One wonders at whose interests are these corrupt individuals serving because it seems its survival of the fittest in this vicious cycle of corruption.
Prophet Chinamasa to perform another miracle
TALK of the new prophets mushrooming in Zimbabwe then surely Finance minister Patrick Chinamasa would get a lot of followers following his microscopic vision that the Zanu PF government has no capacity to pay civil servants bonuses.
In April this year Chinamasa announced that there would be no bonuses for civil servants for 2015 and 2016 because the government was trying to reduce spending so as to revive the comatose economy.
He said the decision would be reviewed in the 2017 national budget.
Immediately for political expediency his boss President Robert Mugabe, reversed Chinamasa’s statement and urged him to find money to pay bonuses.
Mugabe sang from a different hymn book and said it was never agreed by his cabinet, and he arbitrarily pledged to pay the bonuses for the more than 400 000 civil servants.
Cabinet ministers followed suit and stampeded to endorse Mugabe’s political grand standing.
Public service minister Prisca Mupfumira assured the civil servants that they would get their bonuses.
“Nothing has changed from the statement made by His Excellency, President Mugabe, in April; we stand guided by that.
“Yes, we are facing financial problems, but we have to work out ways of making sure that our workers smile,” Mupfumira told a state-controlled paper.
“The uniformed forces will get their bonuses in November.
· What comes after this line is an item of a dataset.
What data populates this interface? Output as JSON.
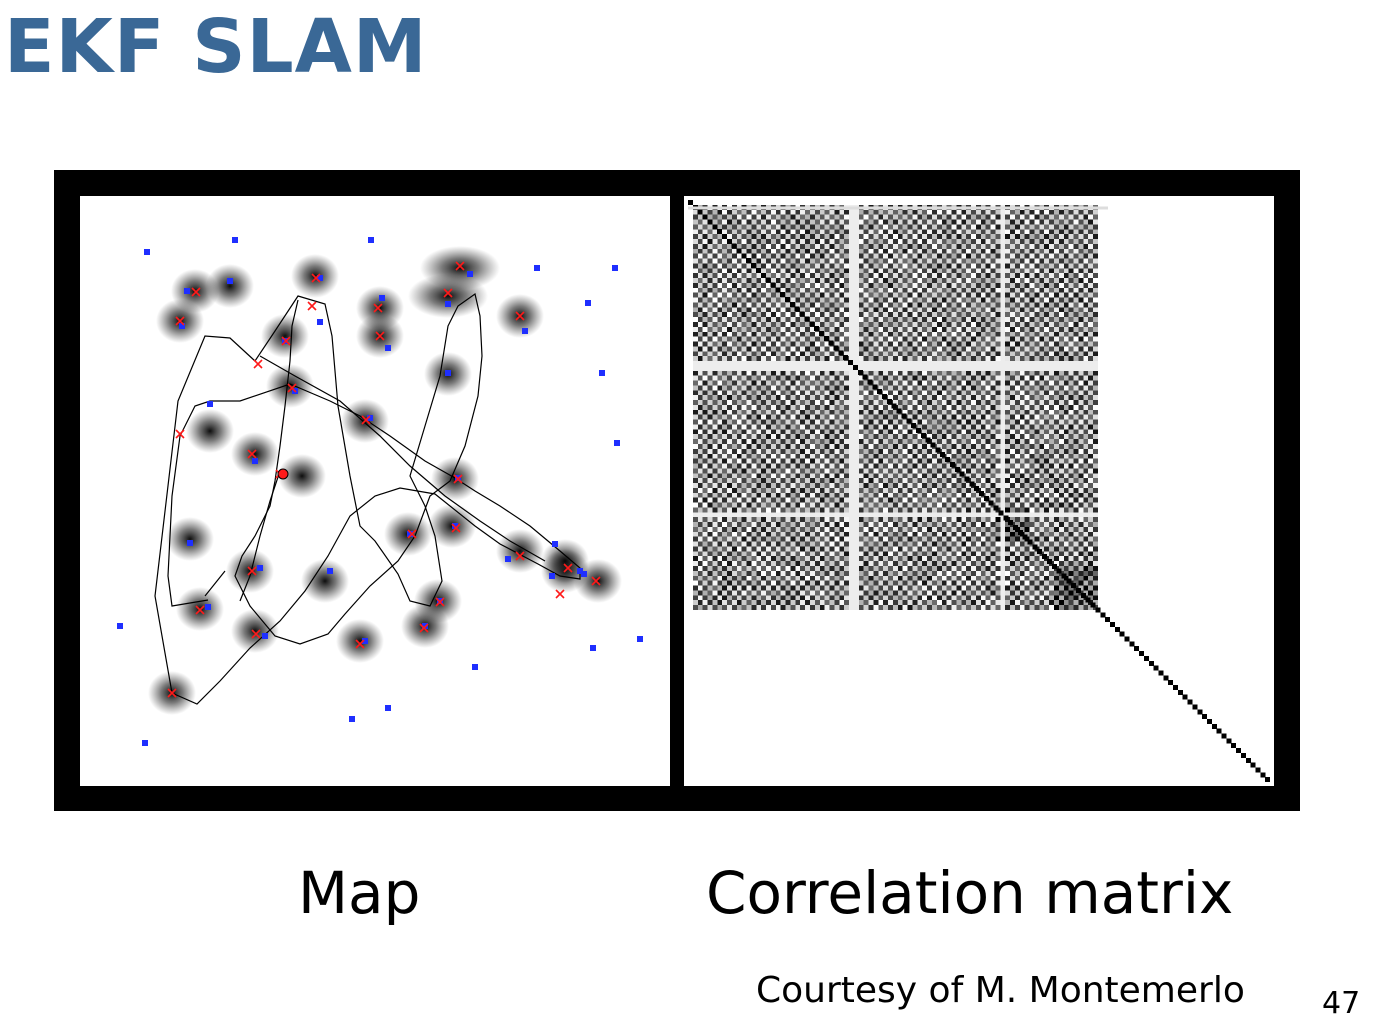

For the other civil servants, the proposal is that we stagger payment because we don’t have the money to pay everyone at once.”
The soldiers’ November salaries were paid on the 13th, but without not only the bonuses, but also payslips.
“We received our salaries on November 13 and our authorities had assured us that we were to get our bonuses but up to now nothing has come and we are already in another month,” said the source.
Muckraker will be observing to see where the government will find the money to pay the bonuses, if they are going to be paid at all. But of course, Mugabe will have it his own way and force Chinamasa to perform another miracle if he wants to keep his job.
But who would want to lose such a post?